ST. LOUIS — The Cardinals absorbed another big hit, the news they would be without ace pitcher Chris Carpenter for at least three more months, while getting routed by the Houston Astros.
Matt Albers pitched shutout ball into the eighth inning on short rest for his first major league win and fellow rookie Hunter Pence hit a grand slam for his first career homer in Houston’s 13-0 victory Saturday.
“He really set the tone,” teammate Mark Loretta said of the 24-year-old right-hander. “He was mowing them down. They were taking some swings you don’t usually see them take.
“Yeah we scored 13 runs, but we didn’t need that many to win today.”
The defending World Series champions, in last place in the NL Central, have lost six of seven. They have allowed six or more runs for the 12th time in their first 28 games.
During the rout the team announced that Carpenter will undergo arthroscopic elbow surgery on Tuesday, a procedure that will sideline him at least three months. Carpenter is optimistic he’ll pitch the last two months of the season. Dr. George Paletta, the team physician, said there are no guarantees.
“When he was making progress, it was exciting, the impact he would make on our club,” manager Tony La Russa said. “It’s a tough break, but it’s not a break that beats you, not unless you allow it to.”
Albers (1-1), pitching on three days’ rest because of Chris Sampson’s sinus problems, allowed three singles in 7 1/3 innings.
“I don’t know if it helped me, but I didn’t feel any different than I would on normal rest,” Albers said. “They say short rest helps your sinker sink a little bit, and maybe it did.”
Carlos Lee broke the game open with a three-run double in the fifth to make it 6-0 off St. Louis starter Kip Wells (1-6).
Luke Scott had a pair of RBI doubles for the Astros, who scored a season-high 13 runs.
Pence, who was called up April 27 to jump start the Astros offense, hit his grand slam off Dennis Dove in the eighth to make it 13-0.
“It happened so fast,” Pence said. “I really didn’t get a chance to do anything but smile and say ‘all right, sweet.’”

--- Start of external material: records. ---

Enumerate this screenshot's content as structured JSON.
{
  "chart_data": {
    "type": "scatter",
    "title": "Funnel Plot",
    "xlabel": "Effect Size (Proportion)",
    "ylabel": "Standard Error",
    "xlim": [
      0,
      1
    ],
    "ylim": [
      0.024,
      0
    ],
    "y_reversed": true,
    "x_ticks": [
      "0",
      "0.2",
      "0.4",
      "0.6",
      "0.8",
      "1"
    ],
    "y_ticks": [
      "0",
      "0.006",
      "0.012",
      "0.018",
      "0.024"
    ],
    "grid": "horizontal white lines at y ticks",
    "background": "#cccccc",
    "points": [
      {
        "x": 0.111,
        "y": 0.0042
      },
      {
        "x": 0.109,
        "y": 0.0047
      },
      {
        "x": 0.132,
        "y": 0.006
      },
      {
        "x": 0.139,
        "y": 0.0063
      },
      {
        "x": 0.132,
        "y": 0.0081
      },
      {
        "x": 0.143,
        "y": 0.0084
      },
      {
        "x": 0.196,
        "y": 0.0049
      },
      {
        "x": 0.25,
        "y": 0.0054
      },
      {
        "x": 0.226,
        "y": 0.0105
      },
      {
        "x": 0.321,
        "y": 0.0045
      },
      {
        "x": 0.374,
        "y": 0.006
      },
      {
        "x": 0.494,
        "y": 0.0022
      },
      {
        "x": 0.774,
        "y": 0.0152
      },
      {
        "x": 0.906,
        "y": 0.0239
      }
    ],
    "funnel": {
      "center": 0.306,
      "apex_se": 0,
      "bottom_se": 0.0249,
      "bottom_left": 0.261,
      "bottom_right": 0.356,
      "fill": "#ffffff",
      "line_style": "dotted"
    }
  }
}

Wells, signed to a free agent deal to replace Jeff Weaver in a rebuilt rotation, has lost his last five starts.
“When things aren’t going good, it just seems to snowball,” Wells said. “It’s something you have to overcome.”
Friday, the Cardinals won their first home game since pitcher Josh Hancock’s fatal accident five days earlier with a 3-2 victory over Houston. But in the last seven games they’ve been outscored 51-10.
Earlier in the week, La Russa described the overall play as “fuzzy.”
“We won a game 3-2 is all we’ve done,” the manager said. “Not sharp is a better word. However you want to describe it, we’re not playing well enough.”
The Cardinals’ 11-17 record is the franchise’s worst since an identical start in 1990.